なにかあちこち飛んでしまいましたが、改めて10.25調査報告書と同時に発表された<業務の改善計画>は、ガバナンス・コンプライアンスなどの充実に向けた立派な項目立てをしているものの、有効に働くのか、今後の検証こそ肝要ではないかと思うのです。屋上屋を架す改善という名の計画かどうかは、実際にその計画がどう働いているかにかかっていると思います。

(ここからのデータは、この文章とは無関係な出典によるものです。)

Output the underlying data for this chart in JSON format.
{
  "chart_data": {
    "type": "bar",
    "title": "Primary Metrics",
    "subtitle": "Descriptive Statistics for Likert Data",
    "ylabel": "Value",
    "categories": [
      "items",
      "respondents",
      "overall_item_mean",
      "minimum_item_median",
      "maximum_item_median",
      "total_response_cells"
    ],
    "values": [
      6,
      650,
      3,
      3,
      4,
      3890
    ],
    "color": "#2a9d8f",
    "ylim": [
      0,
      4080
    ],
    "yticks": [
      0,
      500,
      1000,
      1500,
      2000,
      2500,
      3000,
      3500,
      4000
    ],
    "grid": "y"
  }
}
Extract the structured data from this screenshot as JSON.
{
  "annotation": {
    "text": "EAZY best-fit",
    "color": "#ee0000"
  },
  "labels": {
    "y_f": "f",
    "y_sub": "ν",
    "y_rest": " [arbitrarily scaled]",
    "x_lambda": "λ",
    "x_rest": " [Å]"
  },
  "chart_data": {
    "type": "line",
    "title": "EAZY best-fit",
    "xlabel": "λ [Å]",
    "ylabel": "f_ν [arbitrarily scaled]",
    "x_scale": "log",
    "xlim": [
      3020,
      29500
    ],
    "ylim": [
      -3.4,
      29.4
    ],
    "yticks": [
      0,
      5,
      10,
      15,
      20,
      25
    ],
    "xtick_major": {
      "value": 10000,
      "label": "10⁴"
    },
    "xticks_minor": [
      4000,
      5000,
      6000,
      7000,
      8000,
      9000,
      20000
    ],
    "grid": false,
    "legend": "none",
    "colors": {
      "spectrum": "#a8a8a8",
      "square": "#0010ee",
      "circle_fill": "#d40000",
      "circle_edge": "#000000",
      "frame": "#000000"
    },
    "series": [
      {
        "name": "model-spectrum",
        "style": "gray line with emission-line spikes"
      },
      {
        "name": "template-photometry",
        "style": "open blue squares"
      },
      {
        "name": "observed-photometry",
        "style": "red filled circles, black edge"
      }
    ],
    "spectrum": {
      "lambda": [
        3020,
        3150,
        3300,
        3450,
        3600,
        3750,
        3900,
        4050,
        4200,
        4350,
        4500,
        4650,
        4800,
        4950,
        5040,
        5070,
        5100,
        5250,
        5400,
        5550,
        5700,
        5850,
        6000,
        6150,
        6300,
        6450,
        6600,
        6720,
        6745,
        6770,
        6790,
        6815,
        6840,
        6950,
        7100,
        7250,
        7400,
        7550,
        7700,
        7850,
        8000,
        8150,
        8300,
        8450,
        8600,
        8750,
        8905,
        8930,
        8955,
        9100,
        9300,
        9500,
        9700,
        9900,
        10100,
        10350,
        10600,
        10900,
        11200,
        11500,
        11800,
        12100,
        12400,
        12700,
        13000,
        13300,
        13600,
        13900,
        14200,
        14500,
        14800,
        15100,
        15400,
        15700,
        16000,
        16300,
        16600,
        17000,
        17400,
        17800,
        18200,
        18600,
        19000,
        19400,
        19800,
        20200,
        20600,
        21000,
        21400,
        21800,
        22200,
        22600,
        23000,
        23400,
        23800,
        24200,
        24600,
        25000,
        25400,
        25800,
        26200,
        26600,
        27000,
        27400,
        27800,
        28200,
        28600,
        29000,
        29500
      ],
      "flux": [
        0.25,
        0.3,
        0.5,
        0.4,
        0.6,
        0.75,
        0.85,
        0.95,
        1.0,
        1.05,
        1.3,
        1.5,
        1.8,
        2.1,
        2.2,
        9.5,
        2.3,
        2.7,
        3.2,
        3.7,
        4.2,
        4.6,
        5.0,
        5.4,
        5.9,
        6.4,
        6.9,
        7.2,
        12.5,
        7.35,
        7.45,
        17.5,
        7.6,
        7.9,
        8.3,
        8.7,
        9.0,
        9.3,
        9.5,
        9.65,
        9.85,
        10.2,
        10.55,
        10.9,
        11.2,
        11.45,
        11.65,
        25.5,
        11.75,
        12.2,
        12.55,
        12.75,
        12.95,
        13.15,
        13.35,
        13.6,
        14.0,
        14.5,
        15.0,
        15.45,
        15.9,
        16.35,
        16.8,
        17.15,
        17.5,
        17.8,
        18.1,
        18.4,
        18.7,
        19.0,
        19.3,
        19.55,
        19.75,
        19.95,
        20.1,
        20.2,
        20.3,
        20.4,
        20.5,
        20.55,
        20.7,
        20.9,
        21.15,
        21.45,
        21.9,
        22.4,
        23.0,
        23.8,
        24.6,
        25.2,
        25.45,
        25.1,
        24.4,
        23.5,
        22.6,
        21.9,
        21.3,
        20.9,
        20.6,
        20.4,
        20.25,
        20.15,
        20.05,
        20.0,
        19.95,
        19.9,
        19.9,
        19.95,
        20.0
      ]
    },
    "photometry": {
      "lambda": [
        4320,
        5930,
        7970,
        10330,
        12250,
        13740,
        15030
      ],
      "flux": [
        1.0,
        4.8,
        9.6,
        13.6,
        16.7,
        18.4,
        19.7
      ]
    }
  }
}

いろいろコンプライアンスやガバナンスの規定を加えたり、新組織を作ったり、制度化したり、役員を変えても、魂が入っていないと、張り子の虎になりかねません。

 

いまわが国の企業は、商工中金ほどひどくなくても、そういう業績という数字だけを追う状況に陥っている危険を感じています。それに対応するのに、紙にいくら厳格な管理システムを書いてみても、それを実際に職場で勤務の中で言動に表す職員・社員が変わらないと、絵に描いた餅になり得ます。チェックの判子は押されても、形だけのものになり、こういう江戸時代のある種の悪弊みたいなものがはびこっていないか注視する必要があるように思うのです。

 

ただ、このような調査報告書による原因追及、それに改善計画は、それ自体、日本の企業統治がまだ立ち直りできることを示すものかもしれません。ここに書かれた内容自体、ざっとしか見ていませんが、おおむね妥当なものと思いますし、期待したいと思っています。

 

他方で、行政および政治の分野での改善にも、目を向けて欲しいと思います。